Richard Meier's got a lot to answer for!

It's all uber-architect Richard Meier's fault. This morning, after I breezed into our Guastavino-tiled lobby, I got to spend some quality time with the towering silver fox himself (Meier's offices are on the sixth floor of what we now call the TONY building). So, the Dick (like the Donald, but with better hair) and I (okay, plus a building maintenance man) shared an elevator up. But the elevator stopped. Dead. The display told us we on the 14th floor, but actually it was more like the fourth, which is where Isaac Mizrahi's offices are—now that's a guy who gives good elevator, but I digress. Mr. Meier was not happy. He turned to the maintenance man and demanded, masterfully I might add, to know just what the hell was going on.
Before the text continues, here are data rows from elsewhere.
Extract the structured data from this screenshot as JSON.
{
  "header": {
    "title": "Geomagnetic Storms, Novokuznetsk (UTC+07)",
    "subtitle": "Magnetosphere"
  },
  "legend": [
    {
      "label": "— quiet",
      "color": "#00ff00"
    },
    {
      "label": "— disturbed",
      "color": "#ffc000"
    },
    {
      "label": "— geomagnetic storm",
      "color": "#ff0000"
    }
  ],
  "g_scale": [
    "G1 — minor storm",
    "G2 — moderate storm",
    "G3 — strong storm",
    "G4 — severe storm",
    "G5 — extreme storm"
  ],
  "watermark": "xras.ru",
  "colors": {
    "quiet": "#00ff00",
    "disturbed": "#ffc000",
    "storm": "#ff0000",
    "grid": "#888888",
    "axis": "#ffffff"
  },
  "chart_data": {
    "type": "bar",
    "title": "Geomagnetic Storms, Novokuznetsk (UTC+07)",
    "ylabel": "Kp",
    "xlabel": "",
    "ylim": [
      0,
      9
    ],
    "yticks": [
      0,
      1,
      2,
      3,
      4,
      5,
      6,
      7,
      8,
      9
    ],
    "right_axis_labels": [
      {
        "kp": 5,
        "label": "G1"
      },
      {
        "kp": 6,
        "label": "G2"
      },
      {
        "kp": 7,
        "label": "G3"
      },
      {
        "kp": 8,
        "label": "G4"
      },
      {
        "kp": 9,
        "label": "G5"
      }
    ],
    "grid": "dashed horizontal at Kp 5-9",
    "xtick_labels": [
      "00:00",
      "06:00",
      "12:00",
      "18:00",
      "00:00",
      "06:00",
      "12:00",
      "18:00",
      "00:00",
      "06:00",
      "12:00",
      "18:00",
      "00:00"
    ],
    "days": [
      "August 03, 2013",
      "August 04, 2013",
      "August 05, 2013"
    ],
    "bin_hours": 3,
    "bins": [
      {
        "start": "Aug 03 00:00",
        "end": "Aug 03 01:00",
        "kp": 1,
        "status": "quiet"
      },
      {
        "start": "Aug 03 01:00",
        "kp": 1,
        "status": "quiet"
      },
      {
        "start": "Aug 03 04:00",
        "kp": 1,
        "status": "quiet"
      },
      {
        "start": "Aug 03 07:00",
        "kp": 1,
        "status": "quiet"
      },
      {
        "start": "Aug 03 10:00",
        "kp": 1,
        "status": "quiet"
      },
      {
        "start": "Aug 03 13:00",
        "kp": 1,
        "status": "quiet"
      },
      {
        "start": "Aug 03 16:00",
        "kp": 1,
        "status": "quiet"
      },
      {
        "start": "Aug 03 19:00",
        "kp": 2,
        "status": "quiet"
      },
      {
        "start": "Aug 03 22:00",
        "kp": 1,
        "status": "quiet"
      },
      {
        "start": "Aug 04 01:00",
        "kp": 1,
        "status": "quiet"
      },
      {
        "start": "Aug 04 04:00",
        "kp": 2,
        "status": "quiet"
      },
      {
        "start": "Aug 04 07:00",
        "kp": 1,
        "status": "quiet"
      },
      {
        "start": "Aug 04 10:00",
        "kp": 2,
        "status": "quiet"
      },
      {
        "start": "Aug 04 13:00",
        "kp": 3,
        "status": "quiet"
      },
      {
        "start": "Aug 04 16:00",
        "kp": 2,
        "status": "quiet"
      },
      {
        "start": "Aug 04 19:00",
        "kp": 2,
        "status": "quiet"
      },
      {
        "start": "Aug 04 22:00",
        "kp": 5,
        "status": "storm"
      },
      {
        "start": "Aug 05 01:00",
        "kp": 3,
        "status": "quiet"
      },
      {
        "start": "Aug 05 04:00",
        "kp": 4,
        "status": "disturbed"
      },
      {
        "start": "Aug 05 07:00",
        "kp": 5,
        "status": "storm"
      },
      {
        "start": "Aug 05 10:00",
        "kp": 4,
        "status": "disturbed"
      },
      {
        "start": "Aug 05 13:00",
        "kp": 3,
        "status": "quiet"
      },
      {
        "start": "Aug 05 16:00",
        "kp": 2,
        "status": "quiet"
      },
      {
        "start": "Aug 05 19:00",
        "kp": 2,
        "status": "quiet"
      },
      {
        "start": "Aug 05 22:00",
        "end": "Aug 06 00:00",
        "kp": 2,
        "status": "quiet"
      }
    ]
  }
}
Now, while Dick was grilling the maintenance man, I was busy trying to think of winning conversational gambits and picturing a meaningful get-to-know-you session with the almighty architect. It wasn't to be. A juddering lurch and an alarming moment when we were definitely going down while the display showed us on the top floor and heading up, and we began to move. The doors opened, and Dick sprinted out with nary a backward glance. All of which got me thinking that I really should check out "Going Public 2: City Snapshot(s) and Case Studies of the Mayor's Design and Construction Excellence Initiative" at the Center for Architecture on La Guardia Place. If you get there at 4pm on a Friday, a chipper staffer will take you by the figurative hand and give you a tour of the exhibit. Trouble is, I decided I wanted to do this at 5pm. Bloody typical.